5.17 The Committee noted that the revisions to the model prepared by the External Assessment Centre relied on costs from 1 unpublished study. However, the Committee considered that the extensive sensitivity analyses conducted by the External Assessment Centre and the expert advice it sought, addressed many of the uncertainties in the economic evidence. The Committee judged the findings from these revisions to be sufficiently robust to allow a decision to be made and concluded that cost savings were likely to be realised in practice.
5.18 The Committee heard expert advice that the frequency of distractions using the MAGEC system may increase in future as clinical use of the product develops. The External Assessment Centre therefore recalculated the findings from the revised model using a 6-week distraction interval and concluded that even with more frequent distractions, the MAGEC system would still generate cost savings of more than £7000 over the 6-year time horizon.

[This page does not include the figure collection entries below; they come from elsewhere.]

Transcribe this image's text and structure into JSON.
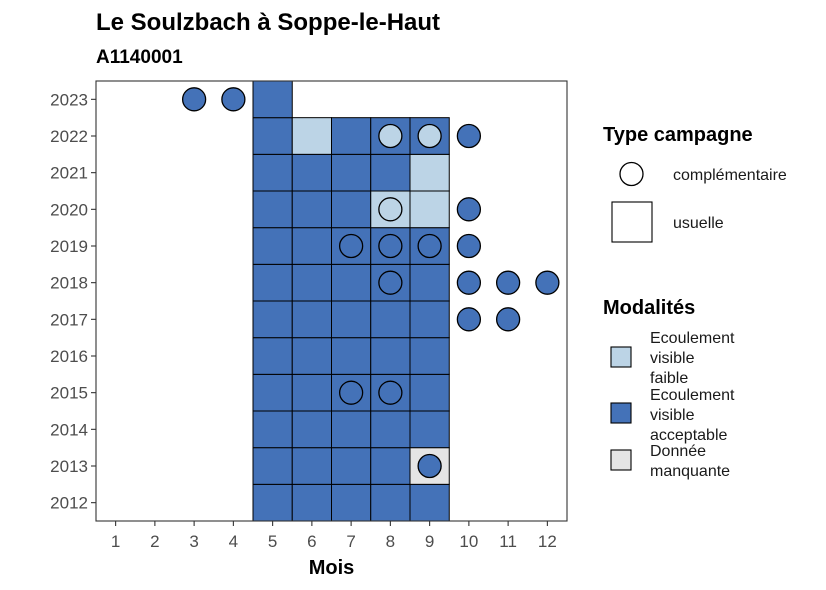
{
  "chart_data": {
    "type": "heatmap",
    "title": "Le Soulzbach à Soppe-le-Haut",
    "subtitle": "A1140001",
    "xlabel": "Mois",
    "ylabel": "",
    "x_ticks": [
      1,
      2,
      3,
      4,
      5,
      6,
      7,
      8,
      9,
      10,
      11,
      12
    ],
    "y_ticks": [
      2012,
      2013,
      2014,
      2015,
      2016,
      2017,
      2018,
      2019,
      2020,
      2021,
      2022,
      2023
    ],
    "xlim": [
      0.5,
      12.5
    ],
    "ylim": [
      2011.5,
      2023.5
    ],
    "grid": false,
    "legend_position": "right",
    "colors": {
      "faible": "#bcd4e6",
      "acceptable": "#4472b8",
      "manquante": "#e5e5e5"
    },
    "shape_legend": {
      "title": "Type campagne",
      "items": [
        {
          "key": "complementaire",
          "label": "complémentaire",
          "shape": "circle"
        },
        {
          "key": "usuelle",
          "label": "usuelle",
          "shape": "square"
        }
      ]
    },
    "fill_legend": {
      "title": "Modalités",
      "items": [
        {
          "key": "faible",
          "label": "Ecoulement visible faible",
          "lines": [
            "Ecoulement",
            "visible",
            "faible"
          ]
        },
        {
          "key": "acceptable",
          "label": "Ecoulement visible acceptable",
          "lines": [
            "Ecoulement",
            "visible",
            "acceptable"
          ]
        },
        {
          "key": "manquante",
          "label": "Donnée manquante",
          "lines": [
            "Donnée",
            "manquante"
          ]
        }
      ]
    },
    "usuelle": [
      {
        "year": 2012,
        "month": 5,
        "mod": "acceptable"
      },
      {
        "year": 2012,
        "month": 6,
        "mod": "acceptable"
      },
      {
        "year": 2012,
        "month": 7,
        "mod": "acceptable"
      },
      {
        "year": 2012,
        "month": 8,
        "mod": "acceptable"
      },
      {
        "year": 2012,
        "month": 9,
        "mod": "acceptable"
      },
      {
        "year": 2013,
        "month": 5,
        "mod": "acceptable"
      },
      {
        "year": 2013,
        "month": 6,
        "mod": "acceptable"
      },
      {
        "year": 2013,
        "month": 7,
        "mod": "acceptable"
      },
      {
        "year": 2013,
        "month": 8,
        "mod": "acceptable"
      },
      {
        "year": 2013,
        "month": 9,
        "mod": "manquante"
      },
      {
        "year": 2014,
        "month": 5,
        "mod": "acceptable"
      },
      {
        "year": 2014,
        "month": 6,
        "mod": "acceptable"
      },
      {
        "year": 2014,
        "month": 7,
        "mod": "acceptable"
      },
      {
        "year": 2014,
        "month": 8,
        "mod": "acceptable"
      },
      {
        "year": 2014,
        "month": 9,
        "mod": "acceptable"
      },
      {
        "year": 2015,
        "month": 5,
        "mod": "acceptable"
      },
      {
        "year": 2015,
        "month": 6,
        "mod": "acceptable"
      },
      {
        "year": 2015,
        "month": 7,
        "mod": "acceptable"
      },
      {
        "year": 2015,
        "month": 8,
        "mod": "acceptable"
      },
      {
        "year": 2015,
        "month": 9,
        "mod": "acceptable"
      },
      {
        "year": 2016,
        "month": 5,
        "mod": "acceptable"
      },
      {
        "year": 2016,
        "month": 6,
        "mod": "acceptable"
      },
      {
        "year": 2016,
        "month": 7,
        "mod": "acceptable"
      },
      {
        "year": 2016,
        "month": 8,
        "mod": "acceptable"
      },
      {
        "year": 2016,
        "month": 9,
        "mod": "acceptable"
      },
      {
        "year": 2017,
        "month": 5,
        "mod": "acceptable"
      },
      {
        "year": 2017,
        "month": 6,
        "mod": "acceptable"
      },
      {
        "year": 2017,
        "month": 7,
        "mod": "acceptable"
      },
      {
        "year": 2017,
        "month": 8,
        "mod": "acceptable"
      },
      {
        "year": 2017,
        "month": 9,
        "mod": "acceptable"
      },
      {
        "year": 2018,
        "month": 5,
        "mod": "acceptable"
      },
      {
        "year": 2018,
        "month": 6,
        "mod": "acceptable"
      },
      {
        "year": 2018,
        "month": 7,
        "mod": "acceptable"
      },
      {
        "year": 2018,
        "month": 8,
        "mod": "acceptable"
      },
      {
        "year": 2018,
        "month": 9,
        "mod": "acceptable"
      },
      {
        "year": 2019,
        "month": 5,
        "mod": "acceptable"
      },
      {
        "year": 2019,
        "month": 6,
        "mod": "acceptable"
      },
      {
        "year": 2019,
        "month": 7,
        "mod": "acceptable"
      },
      {
        "year": 2019,
        "month": 8,
        "mod": "acceptable"
      },
      {
        "year": 2019,
        "month": 9,
        "mod": "acceptable"
      },
      {
        "year": 2020,
        "month": 5,
        "mod": "acceptable"
      },
      {
        "year": 2020,
        "month": 6,
        "mod": "acceptable"
      },
      {
        "year": 2020,
        "month": 7,
        "mod": "acceptable"
      },
      {
        "year": 2020,
        "month": 8,
        "mod": "faible"
      },
      {
        "year": 2020,
        "month": 9,
        "mod": "faible"
      },
      {
        "year": 2021,
        "month": 5,
        "mod": "acceptable"
      },
      {
        "year": 2021,
        "month": 6,
        "mod": "acceptable"
      },
      {
        "year": 2021,
        "month": 7,
        "mod": "acceptable"
      },
      {
        "year": 2021,
        "month": 8,
        "mod": "acceptable"
      },
      {
        "year": 2021,
        "month": 9,
        "mod": "faible"
      },
      {
        "year": 2022,
        "month": 5,
        "mod": "acceptable"
      },
      {
        "year": 2022,
        "month": 6,
        "mod": "faible"
      },
      {
        "year": 2022,
        "month": 7,
        "mod": "acceptable"
      },
      {
        "year": 2022,
        "month": 8,
        "mod": "acceptable"
      },
      {
        "year": 2022,
        "month": 9,
        "mod": "acceptable"
      },
      {
        "year": 2023,
        "month": 5,
        "mod": "acceptable"
      }
    ],
    "complementaire": [
      {
        "year": 2013,
        "month": 9,
        "mod": "acceptable"
      },
      {
        "year": 2015,
        "month": 7,
        "mod": "acceptable"
      },
      {
        "year": 2015,
        "month": 8,
        "mod": "acceptable"
      },
      {
        "year": 2017,
        "month": 10,
        "mod": "acceptable"
      },
      {
        "year": 2017,
        "month": 11,
        "mod": "acceptable"
      },
      {
        "year": 2018,
        "month": 8,
        "mod": "acceptable"
      },
      {
        "year": 2018,
        "month": 10,
        "mod": "acceptable"
      },
      {
        "year": 2018,
        "month": 11,
        "mod": "acceptable"
      },
      {
        "year": 2018,
        "month": 12,
        "mod": "acceptable"
      },
      {
        "year": 2019,
        "month": 7,
        "mod": "acceptable"
      },
      {
        "year": 2019,
        "month": 8,
        "mod": "acceptable"
      },
      {
        "year": 2019,
        "month": 9,
        "mod": "acceptable"
      },
      {
        "year": 2019,
        "month": 10,
        "mod": "acceptable"
      },
      {
        "year": 2020,
        "month": 8,
        "mod": "faible"
      },
      {
        "year": 2020,
        "month": 10,
        "mod": "acceptable"
      },
      {
        "year": 2022,
        "month": 8,
        "mod": "faible"
      },
      {
        "year": 2022,
        "month": 9,
        "mod": "faible"
      },
      {
        "year": 2022,
        "month": 10,
        "mod": "acceptable"
      },
      {
        "year": 2023,
        "month": 3,
        "mod": "acceptable"
      },
      {
        "year": 2023,
        "month": 4,
        "mod": "acceptable"
      }
    ]
  }
}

5.19 The Committee considered the impact of the potential reduction in spinal cord monitoring during rod lengthening procedures (see section 4.5), which had not been considered in the sponsor's model. The External Assessment Centre investigated the use of spinal cord monitoring in conventional rod lengthenings and found variation in practice, with some centres using it routinely and others not using it at all. It also found that the modality of spinal cord monitoring varied. Through a review of the available literature, the External Assessment Centre identified a range of spinal cord monitoring costs. It subsequently incorporated these costs in the revised model for all conventional growth rod lengthenings. It found that not using spinal cord monitoring for MAGEC system rod lengthenings would generate cost savings of £13,170 per child over the 6-year time horizon if spinal cord monitoring cost £120 per lengthening procedure (the lowest cost identified), or £15,327 per child if it cost £343 per lengthening procedure (the highest cost identified). The Committee concluded that the base-case saving of around £12,077 per child after 6 years was likely to be conservative because it did not include the impact of these costs.
5.20 The Committee noted that it may not be cost saving to use the MAGEC system in older children with less than 35 months' growth potential, because the system is estimated to become cost saving only after about 35 months. The Committee judged that use of the system in older children would need careful patient selection, with consideration of individual circumstances and benefits.